Coronavirus surge puts U.S. on track for deadly summer wave
By Callaghan O'Hare and Rich McKay HOUSTON/MIAMI (Reuters) - The U.S. coronavirus crisis worsened on Tuesday as more states reported record rises in new cases, with Florida fast running out of available hospital intensive care unit (ICU) beds. Florida, Texas and California are among roughly two dozen states that have experienced an alarming rise in infections in the past two weeks, a sign that efforts to control the spread of the novel coronavirus have failed in much of the country
By Callaghan O'Hare and Rich McKay
HOUSTON/MIAMI (Reuters) - The U.S. coronavirus crisis worsened on Tuesday as more states reported record rises in new cases, with Florida fast running out of available hospital intensive care unit (ICU) beds.
Florida, Texas and California are among roughly two dozen states that have experienced an alarming rise in infections in the past two weeks, a sign that efforts to control the spread of the novel coronavirus have failed in much of the country.
In Houston, a line of more than 200 cars snaked around the United Memorial Medical Center as people waited for hours in sweltering heat to get tested for COVID-19. Some had arrived the night before in order to secure a test at the drive-thru site.
"I got tested because my younger brother got positive," said Fred Robles, 32, who spent the night in his car. "There's so many people that need to get tested, there's nothing you can do about it."
Dean Davis, 32, who lost his job due to the pandemic, said he arrived at the testing site at 3 a.m. on Tuesday after he waited for hours on Monday but failed to make the cutoff.
"I was like, let me get here at 3, maybe nobody will be here," Davis said. "I got here, there was a line already."
In Florida, more than four dozen hospitals across 25 of 67 counties reported their ICUs had reached full capacity, data published by the state's Agency for Health Care Administration showed. Only 17% of the total 6,010 adult ICU beds statewide were available on Tuesday, down from 20% three days ago.
Health officials are bracing for a wave of further hospitalizations that could strain healthcare systems in densely populated areas, leading to an uptick in COVID-19 deaths. Increased deaths tend to lag a rise in new cases by a month or more.
More than 130,000 Americans have already died from the illness - about a quarter of the global total.
Florida's coronavirus cases have soared in the last month, with the state's daily count topping 10,000 three times in the last week. COVID-19 fatalities were up nearly 19% in the last week compared with the week prior, bringing the state's death toll to more than 3,800.
"A lot of this is being driven by young people, under 40... They're less at risk," Florida Governor Ron DeSantis said at a news conference in Miami about the spike in new cases.
U.S. President Donald Trump, whose handling of the crisis has been widely criticized, plans to visit Florida later this week. The White House defended his trip to the state, which is seen as critical to his re-election chances on Nov. 3.
"We can't stop what we're doing. He's got to run a nation," White House adviser Kellyanne Conway told reporters at the White House.
Several U.S. Secret Service agents tested positive for the coronavirus or were told to quarantine following Trump's June trip to Tulsa, Oklahoma and Vice President Mike Pence's Arizona trip last week, according to the Washington Post.
'SPIKED OUT OF CONTROL'
Trump has repeatedly pushed for the reopening of the U.S. economy and urged Americans to return to their lives. On Monday, he said that U.S. schools must open in the fall, a decision over which he has little power.
Colleges and universities have been forced to adjust reopening plans, including altering their calendars and holding some courses online. Harvard University said on Monday all of its courses would be online for the upcoming academic year.

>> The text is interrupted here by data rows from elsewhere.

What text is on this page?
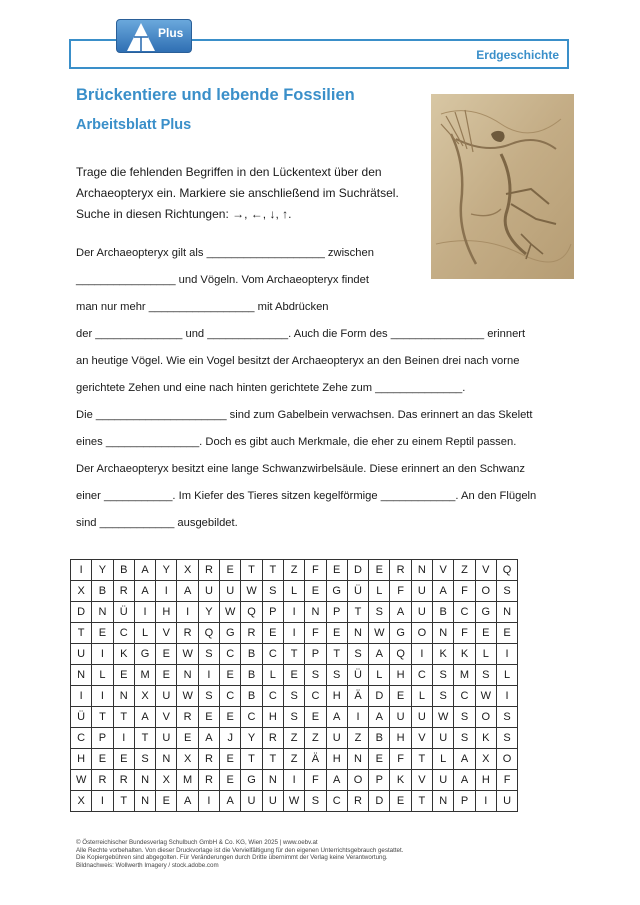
Erdgeschichte
Plus
Brückentiere und lebende Fossilien
Arbeitsblatt Plus
Trage die fehlenden Begriffen in den Lückentext über den
Archaeopteryx ein. Markiere sie anschließend im Suchrätsel.
Suche in diesen Richtungen: →, ←, ↓, ↑.
Der Archaeopteryx gilt als ___________________ zwischen
________________ und Vögeln. Vom Archaeopteryx findet
man nur mehr _________________ mit Abdrücken
der ______________ und _____________. Auch die Form des _______________ erinnert
an heutige Vögel. Wie ein Vogel besitzt der Archaeopteryx an den Beinen drei nach vorne
gerichtete Zehen und eine nach hinten gerichtete Zehe zum ______________.
Die _____________________ sind zum Gabelbein verwachsen. Das erinnert an das Skelett
eines _______________. Doch es gibt auch Merkmale, die eher zu einem Reptil passen.
Der Archaeopteryx besitzt eine lange Schwanzwirbelsäule. Diese erinnert an den Schwanz
einer ___________. Im Kiefer des Tieres sitzen kegelförmige ____________. An den Flügeln
sind ____________ ausgebildet.
I	Y	B	A	Y	X	R	E	T	T	Z	F	E	D	E	R	N	V	Z	V	Q
X	B	R	A	I	A	U	U	W	S	L	E	G	Ü	L	F	U	A	F	O	S
D	N	Ü	I	H	I	Y	W	Q	P	I	N	P	T	S	A	U	B	C	G	N
T	E	C	L	V	R	Q	G	R	E	I	F	E	N	W	G	O	N	F	E	E
U	I	K	G	E	W	S	C	B	C	T	P	T	S	A	Q	I	K	K	L	I
N	L	E	M	E	N	I	E	B	L	E	S	S	Ü	L	H	C	S	M	S	L
I	I	N	X	U	W	S	C	B	C	S	C	H	Ä	D	E	L	S	C	W	I
Ü	T	T	A	V	R	E	E	C	H	S	E	A	I	A	U	U	W	S	O	S
C	P	I	T	U	E	A	J	Y	R	Z	Z	U	Z	B	H	V	U	S	K	S
H	E	E	S	N	X	R	E	T	T	Z	Ä	H	N	E	F	T	L	A	X	O
W	R	R	N	X	M	R	E	G	N	I	F	A	O	P	K	V	U	A	H	F
X	I	T	N	E	A	I	A	U	U	W	S	C	R	D	E	T	N	P	I	U
© Österreichischer Bundesverlag Schulbuch GmbH & Co. KG, Wien 2025 | www.oebv.at
Alle Rechte vorbehalten. Von dieser Druckvorlage ist die Vervielfältigung für den eigenen Unterrichtsgebrauch gestattet.
Die Kopiergebühren sind abgegolten. Für Veränderungen durch Dritte übernimmt der Verlag keine Verantwortung.
Bildnachweis: Wollwerth Imagery / stock.adobe.com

Trump is discussing school reopenings at the White House later on Tuesday.
New COVID-19 infections are rising in 42 states, based on a Reuters analysis of the past two weeks compared to the prior two, putting the Unites States close to 3 million total cases. Montana, Oklahoma and Missouri on Tuesday shattered their previous daily record highs for new cases.

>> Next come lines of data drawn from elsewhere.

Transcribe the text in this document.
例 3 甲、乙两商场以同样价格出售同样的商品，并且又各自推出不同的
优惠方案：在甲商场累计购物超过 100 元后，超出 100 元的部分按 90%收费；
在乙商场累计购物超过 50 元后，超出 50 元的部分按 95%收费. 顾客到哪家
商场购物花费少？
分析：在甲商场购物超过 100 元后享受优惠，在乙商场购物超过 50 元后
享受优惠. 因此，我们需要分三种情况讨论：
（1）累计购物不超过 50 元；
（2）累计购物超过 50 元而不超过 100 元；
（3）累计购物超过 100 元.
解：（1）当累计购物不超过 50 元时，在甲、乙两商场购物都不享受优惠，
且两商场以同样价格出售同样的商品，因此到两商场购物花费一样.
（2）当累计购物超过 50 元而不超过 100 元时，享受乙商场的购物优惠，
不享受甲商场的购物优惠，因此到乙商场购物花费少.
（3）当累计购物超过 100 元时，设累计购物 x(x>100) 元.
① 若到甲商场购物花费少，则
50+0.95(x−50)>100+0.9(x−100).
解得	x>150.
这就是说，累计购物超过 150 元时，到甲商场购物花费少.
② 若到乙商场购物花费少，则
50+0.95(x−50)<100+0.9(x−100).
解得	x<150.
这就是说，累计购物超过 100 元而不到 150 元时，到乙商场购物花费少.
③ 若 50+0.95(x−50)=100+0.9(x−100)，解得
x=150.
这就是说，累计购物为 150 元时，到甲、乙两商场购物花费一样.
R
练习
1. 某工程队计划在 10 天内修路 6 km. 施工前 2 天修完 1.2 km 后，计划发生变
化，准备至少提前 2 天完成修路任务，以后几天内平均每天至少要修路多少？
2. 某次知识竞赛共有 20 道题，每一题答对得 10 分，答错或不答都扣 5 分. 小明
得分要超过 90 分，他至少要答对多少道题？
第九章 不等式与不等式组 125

In Arizona, another hotspot, the rate of coronavirus tests coming back positive rose to 26% for the week ended July 5. The World Heath Organization considers a rate over 5% to be troubling.

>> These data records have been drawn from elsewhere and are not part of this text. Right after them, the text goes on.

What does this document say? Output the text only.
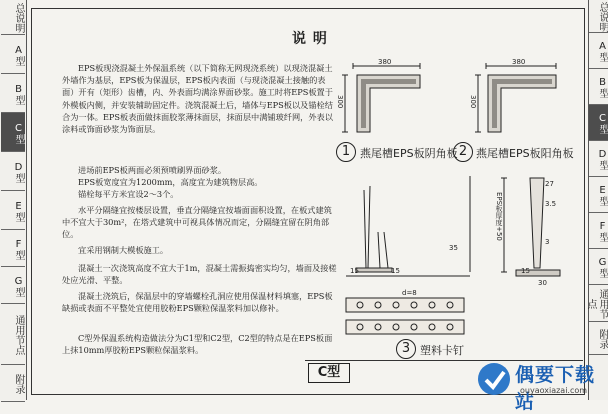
总说明
A型
B型
C型
D型
E型
F型
G型
通用节点
附录
总说明
A型
B型
C型
D型
E型
F型
G型
通用节点
附录
说 明
EPS板现浇混凝土外保温系统（以下简称无网现浇系统）以现浇混凝土外墙作为基层，EPS板为保温层，EPS板内表面（与现浇混凝土接触的表面）开有（矩形）齿槽，内、外表面均满涂界面砂浆。施工时将EPS板置于外模板内侧，并安装辅助固定件。浇筑混凝土后，墙体与EPS板以及锚栓结合为一体。EPS板表面做抹面胶浆薄抹面层，抹面层中满铺玻纤网，外表以涂料或饰面砂浆为饰面层。
进场前EPS板两面必须预喷刷界面砂浆。
EPS板宽度宜为1200mm，高度宜为建筑物层高。
锚栓每平方米宜设2～3个。
水平分隔缝宜按楼层设置，垂直分隔缝宜按墙面面积设置，在板式建筑中不宜大于30m²，在塔式建筑中可视具体情况而定，分隔缝宜留在阴角部位。
宜采用钢制大模板施工。
混凝土一次浇筑高度不宜大于1m，混凝土需振捣密实均匀，墙面及接槎处应光滑、平整。
混凝土浇筑后，保温层中的穿墙螺栓孔洞应使用保温材料填塞，EPS板缺损或表面不平整处宜使用胶粉EPS颗粒保温浆料加以修补。
C型外保温系统构造做法分为C1型和C2型，C2型的特点是在EPS板面上抹10mm厚胶粉EPS颗粒保温浆料。
380
300
1 燕尾槽EPS板阴角板
380
300
2 燕尾槽EPS板阳角板
35
15	15	15
30
d=8
27
3.5
3
EPS板厚度+50
3 塑料卡钉
C型	偶要下载站
ouyaoxiazai.com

The surge has forced authorities to backpedal on moves to reopen businesses, such as restaurants and bars, after mandatory lockdowns in March and April reduced economic activity to a virtual standstill and put millions of Americans out of work.
Miami has imposed a mask wearing requirement and ordered some businesses to close, with penalties imposed on those who do not comply.
Miami Mayor Francis Suarez told MSNBC on Tuesday that "extreme measures" were necessary because more COVID-19 patients were on ventilators and the availability of ICU beds was dwindling rapidly.
"We're trying to put in a series of measures to once again flatten the curve, which unfortunately has completely spiked out of control in the city."